Skwierczące kofte. Cıbız köfte
W
oryginalnej nazwie klopsików literkę „c” czytamy jak „dż”, zatem całość będzie
brzmiała [dżizbiz kefte]. Powtórzcie kilka razy „dżizbiz, dżizbiz, dżizbiz” – i
już wiecie, o co chodzi: to dźwięk skwierczących na ruszcie kotlecików! Stąd
właśnie wzięła się ich nazwa. W Turcji kształt klopsików nie jest bynajmniej
przypadkowy: te okrągłe dusi się w zupach lub sosach lub smaży, te w kształcie
cygara są smażone (by uzyskać jak największą powierzchnie pysznie chrupiącej
skórki), zaś ta, które mają leżeć na ruszcie grilla są spłaszczone, by z niego
nie spadały. Jeśli nie macie grilla, z równym powodzeniem można je przygotować
na patelni grillowej. Przepis na podstawie SesonalCookInTurkey.

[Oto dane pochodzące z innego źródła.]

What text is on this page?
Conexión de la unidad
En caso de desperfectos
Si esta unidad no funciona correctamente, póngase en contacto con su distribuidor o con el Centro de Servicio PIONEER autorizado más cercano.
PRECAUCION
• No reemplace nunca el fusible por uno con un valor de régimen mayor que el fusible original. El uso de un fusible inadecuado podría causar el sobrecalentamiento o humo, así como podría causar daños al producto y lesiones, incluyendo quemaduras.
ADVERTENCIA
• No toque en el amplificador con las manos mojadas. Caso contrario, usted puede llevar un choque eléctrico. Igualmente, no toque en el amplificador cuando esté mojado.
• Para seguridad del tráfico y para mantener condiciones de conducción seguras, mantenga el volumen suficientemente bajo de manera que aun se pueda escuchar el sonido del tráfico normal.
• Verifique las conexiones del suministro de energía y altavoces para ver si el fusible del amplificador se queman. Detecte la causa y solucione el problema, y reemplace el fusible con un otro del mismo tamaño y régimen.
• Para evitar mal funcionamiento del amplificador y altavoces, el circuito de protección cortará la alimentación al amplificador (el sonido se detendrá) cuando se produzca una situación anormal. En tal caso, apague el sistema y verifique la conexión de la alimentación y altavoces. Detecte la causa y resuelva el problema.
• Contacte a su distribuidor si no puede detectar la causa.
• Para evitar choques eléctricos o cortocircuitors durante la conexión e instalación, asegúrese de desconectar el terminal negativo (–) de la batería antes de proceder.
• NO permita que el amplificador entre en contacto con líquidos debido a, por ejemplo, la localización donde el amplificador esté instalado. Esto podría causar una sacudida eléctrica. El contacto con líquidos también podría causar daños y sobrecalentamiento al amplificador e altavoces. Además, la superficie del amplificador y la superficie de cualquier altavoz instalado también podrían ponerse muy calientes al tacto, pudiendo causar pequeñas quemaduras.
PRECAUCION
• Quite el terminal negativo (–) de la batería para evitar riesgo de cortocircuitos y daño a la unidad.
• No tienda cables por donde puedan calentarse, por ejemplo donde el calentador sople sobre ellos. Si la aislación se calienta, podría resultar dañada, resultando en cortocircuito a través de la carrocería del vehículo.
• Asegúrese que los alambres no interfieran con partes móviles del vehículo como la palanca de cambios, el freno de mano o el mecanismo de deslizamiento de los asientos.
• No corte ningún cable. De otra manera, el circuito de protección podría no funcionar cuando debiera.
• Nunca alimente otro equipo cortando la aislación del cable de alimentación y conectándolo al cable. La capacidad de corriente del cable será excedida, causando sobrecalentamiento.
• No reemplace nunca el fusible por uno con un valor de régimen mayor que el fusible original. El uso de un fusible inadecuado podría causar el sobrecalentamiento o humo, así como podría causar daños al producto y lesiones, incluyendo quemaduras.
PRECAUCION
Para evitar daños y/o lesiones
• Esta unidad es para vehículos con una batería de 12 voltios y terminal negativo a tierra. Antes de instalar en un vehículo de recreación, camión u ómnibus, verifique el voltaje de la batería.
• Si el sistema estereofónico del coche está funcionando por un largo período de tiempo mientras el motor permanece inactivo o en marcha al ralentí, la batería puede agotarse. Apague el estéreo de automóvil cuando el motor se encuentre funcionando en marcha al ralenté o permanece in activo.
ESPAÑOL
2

2 plasterki chleba – namoczonego w wodzie, dobrze odciśnietego
400 g
mięsa mielonego wołowego
1
cebula – obrana, posiekana
3
duże ząbki czosnku
1,5
łyżeczki kuminu (kmin rzymski, nie kminek)
1
łyżeczka soli
1
łyżeczka mielonego czarnego pieprzu
1
łyżeczka sody oczyszczonej kuchennej
3
łyżki siekanej natki pietruszki
oliwa/olej
do smażenia
Mielone
mięso umieszczamy wraz z wszystkimi dodatkami w blenderze lub malakserze*.

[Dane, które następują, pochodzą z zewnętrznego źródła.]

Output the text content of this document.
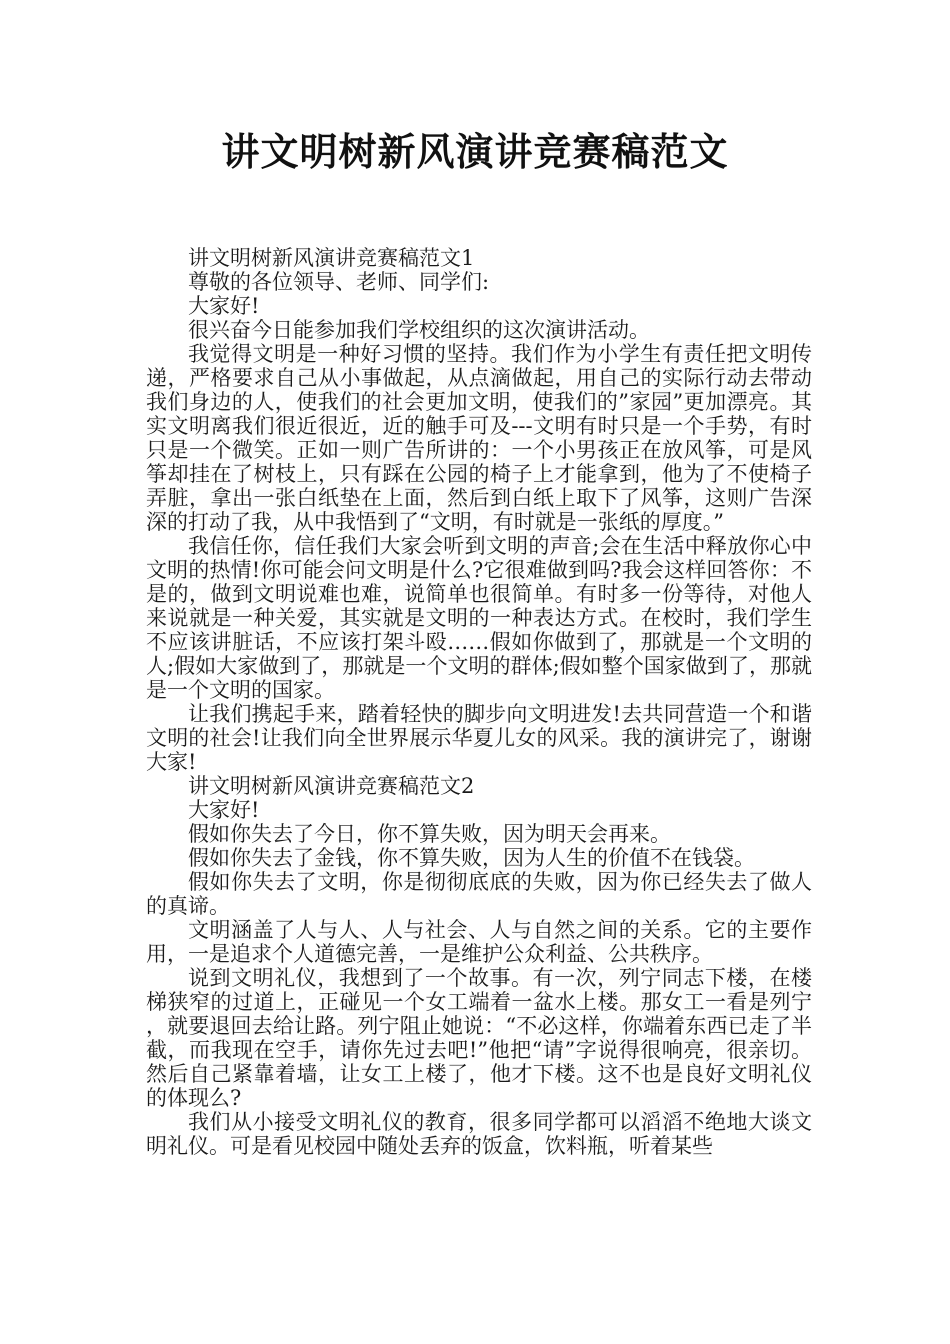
讲文明树新风演讲竞赛稿范文

讲文明树新风演讲竞赛稿范文1

尊敬的各位领导、老师、同学们:

大家好!

很兴奋今日能参加我们学校组织的这次演讲活动。

我觉得文明是一种好习惯的坚持。我们作为小学生有责任把文明传递，严格要求自己从小事做起，从点滴做起，用自己的实际行动去带动我们身边的人，使我们的社会更加文明，使我们的”家园”更加漂亮。其实文明离我们很近很近，近的触手可及---文明有时只是一个手势，有时只是一个微笑。正如一则广告所讲的：一个小男孩正在放风筝，可是风筝却挂在了树枝上，只有踩在公园的椅子上才能拿到，他为了不使椅子弄脏，拿出一张白纸垫在上面，然后到白纸上取下了风筝，这则广告深深的打动了我，从中我悟到了“文明，有时就是一张纸的厚度。”

我信任你，信任我们大家会听到文明的声音;会在生活中释放你心中文明的热情!你可能会问文明是什么?它很难做到吗?我会这样回答你：不是的，做到文明说难也难，说简单也很简单。有时多一份等待，对他人来说就是一种关爱，其实就是文明的一种表达方式。在校时，我们学生不应该讲脏话，不应该打架斗殴……假如你做到了，那就是一个文明的人;假如大家做到了，那就是一个文明的群体;假如整个国家做到了，那就是一个文明的国家。

让我们携起手来，踏着轻快的脚步向文明进发!去共同营造一个和谐文明的社会!让我们向全世界展示华夏儿女的风采。我的演讲完了，谢谢大家!

讲文明树新风演讲竞赛稿范文2

大家好!

假如你失去了今日，你不算失败，因为明天会再来。

假如你失去了金钱，你不算失败，因为人生的价值不在钱袋。

假如你失去了文明，你是彻彻底底的失败，因为你已经失去了做人的真谛。

文明涵盖了人与人、人与社会、人与自然之间的关系。它的主要作用，一是追求个人道德完善，一是维护公众利益、公共秩序。

说到文明礼仪，我想到了一个故事。有一次，列宁同志下楼，在楼梯狭窄的过道上，正碰见一个女工端着一盆水上楼。那女工一看是列宁，就要退回去给让路。列宁阻止她说：“不必这样，你端着东西已走了半截，而我现在空手，请你先过去吧!”他把“请”字说得很响亮，很亲切。然后自己紧靠着墙，让女工上楼了，他才下楼。这不也是良好文明礼仪的体现么?

我们从小接受文明礼仪的教育，很多同学都可以滔滔不绝地大谈文明礼仪。可是看见校园中随处丢弃的饭盒，饮料瓶，听着某些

Włączamy urządzenie i miksujemy całość do uzyskania jednolitej pasty. Mięso
możemy odstawić, by smaki się wymieszały (30 min- 3 godz.) do lodówki, lecz nie
jest to konieczne.
Następnie,
mokrymi dłońmi, formujemy z masy okrągłe placuszki o grubości 1,5 cm.
Köfte
smażymy na rozgrzanej patelni grillowej, posmarowanej oliwą, ze wszystkich
stron na złoto - smażą się naprawdę bardzo szybko.
*
Chodzi o przyrząd kuchenny z wirującymi ostrzami. Mięso, które kupujemy już
zmielone, lub które przygotujemy samu przy użyciu maszynki do mięsa, jest
zmielone zdecydowanie za grubo, jak na potrzeby tej
potrawy. Musimy przerobić je na spójną, kleistą pastę.